Ayrıca, Dr. Yavuz Bayram[8] :
“Eski yeni ayrımı yapmaksızın bütün Türk Şiirini bu yöntem aracılığı ile yeniden ele almak ve incelemek gerektiği inancındayız” demektedir.
Bu akademik görüşler, bizim Çıkarsamalar üst başlığı altında yayımlamış olduğumuz ve yayımlamayı sürdüreceğimiz yazılarımızla yapmak istediklerimizin, akademik düzeyde de ele alındığını ve görüşümüzün paylaşıldığını gösteriyor.
Şiirimiz, yeni bir boyuta doğru kanatlandırılmalıdır.

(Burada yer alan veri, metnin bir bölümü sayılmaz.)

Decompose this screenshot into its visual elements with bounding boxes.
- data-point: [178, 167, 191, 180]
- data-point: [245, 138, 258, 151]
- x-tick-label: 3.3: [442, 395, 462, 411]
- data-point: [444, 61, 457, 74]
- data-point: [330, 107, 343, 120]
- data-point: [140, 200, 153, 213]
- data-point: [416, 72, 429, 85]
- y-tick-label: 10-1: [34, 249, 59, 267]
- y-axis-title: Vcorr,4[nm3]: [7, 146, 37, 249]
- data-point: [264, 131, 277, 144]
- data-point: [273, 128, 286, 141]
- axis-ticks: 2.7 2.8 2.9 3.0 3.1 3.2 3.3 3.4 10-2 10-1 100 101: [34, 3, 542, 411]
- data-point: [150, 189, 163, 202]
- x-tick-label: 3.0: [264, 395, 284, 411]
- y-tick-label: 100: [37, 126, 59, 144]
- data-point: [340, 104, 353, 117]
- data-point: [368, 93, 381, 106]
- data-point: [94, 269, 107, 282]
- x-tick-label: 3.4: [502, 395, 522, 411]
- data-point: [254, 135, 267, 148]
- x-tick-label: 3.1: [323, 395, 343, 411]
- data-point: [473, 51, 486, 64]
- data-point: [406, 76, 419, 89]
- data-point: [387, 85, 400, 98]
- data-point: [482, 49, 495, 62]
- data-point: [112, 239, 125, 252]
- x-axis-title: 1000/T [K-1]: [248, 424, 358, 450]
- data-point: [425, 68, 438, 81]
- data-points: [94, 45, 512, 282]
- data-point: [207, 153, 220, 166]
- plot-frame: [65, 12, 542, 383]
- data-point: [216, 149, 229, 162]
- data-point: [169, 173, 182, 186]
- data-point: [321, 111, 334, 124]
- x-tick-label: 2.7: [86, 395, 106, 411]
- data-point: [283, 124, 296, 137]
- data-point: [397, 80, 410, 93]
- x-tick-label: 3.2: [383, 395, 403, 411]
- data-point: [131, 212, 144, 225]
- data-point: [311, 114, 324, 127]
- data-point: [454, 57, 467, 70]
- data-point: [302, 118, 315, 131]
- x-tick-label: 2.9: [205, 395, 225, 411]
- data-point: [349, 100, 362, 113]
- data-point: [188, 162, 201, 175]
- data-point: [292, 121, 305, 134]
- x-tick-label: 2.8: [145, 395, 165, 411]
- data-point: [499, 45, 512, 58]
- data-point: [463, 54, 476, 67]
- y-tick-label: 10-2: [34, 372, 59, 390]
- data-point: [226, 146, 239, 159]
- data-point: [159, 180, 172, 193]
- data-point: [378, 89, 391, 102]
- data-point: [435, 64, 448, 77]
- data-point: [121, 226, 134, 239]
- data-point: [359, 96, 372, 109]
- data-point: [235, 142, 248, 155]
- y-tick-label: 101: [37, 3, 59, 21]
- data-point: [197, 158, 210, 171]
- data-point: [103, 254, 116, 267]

[1]Sibel Özbudun, Antropoloji Gözüyle Sınıf, Kimlik, Kültür Yazıları, Ütopya y. 343 s., Ankara 2010,
[2]Hayriye Ünal, Eşikteki Özgürlük, Çoksesli şiir, Hece y., 383 s.,Ankara 2011
[3] Muhsin Şener, Şiiri Yeniden Düşünmek Şiiri Yeniden Kurmak, Kurgu Kültür Merkezi y., 478 s. Ankara 2013
[4] Muhsin Şener, Şiir İçin Çıkarsamalar I.II,III ,IV,V,VI,VII. (Eliz, Kıyı, Kurgu Kültür, Bireylikler, Ekin Sanat dergileri)
[5] Tozan Alkan, Zaman ve Maske, 3.baskı, Artshop y.,2007
[6]Harun Atak, Gecel, noktürn y., 2.basım ,İstanbul, 2011
[7] Ömer Şişman, hata devam ediyor, 2.baskı, Ömer Şişman, 160.Kilometre y., İstanbul,2012
[8]Dr.Yavuz Bayram, Ondokuz Mayıs Üni.Amasya Eğ.Fak. Öğretim üyesi,” Ontolojik Analiz Metodu ve Bir Ugulama”, (İnt.ten) başlıklı yazısına bkz.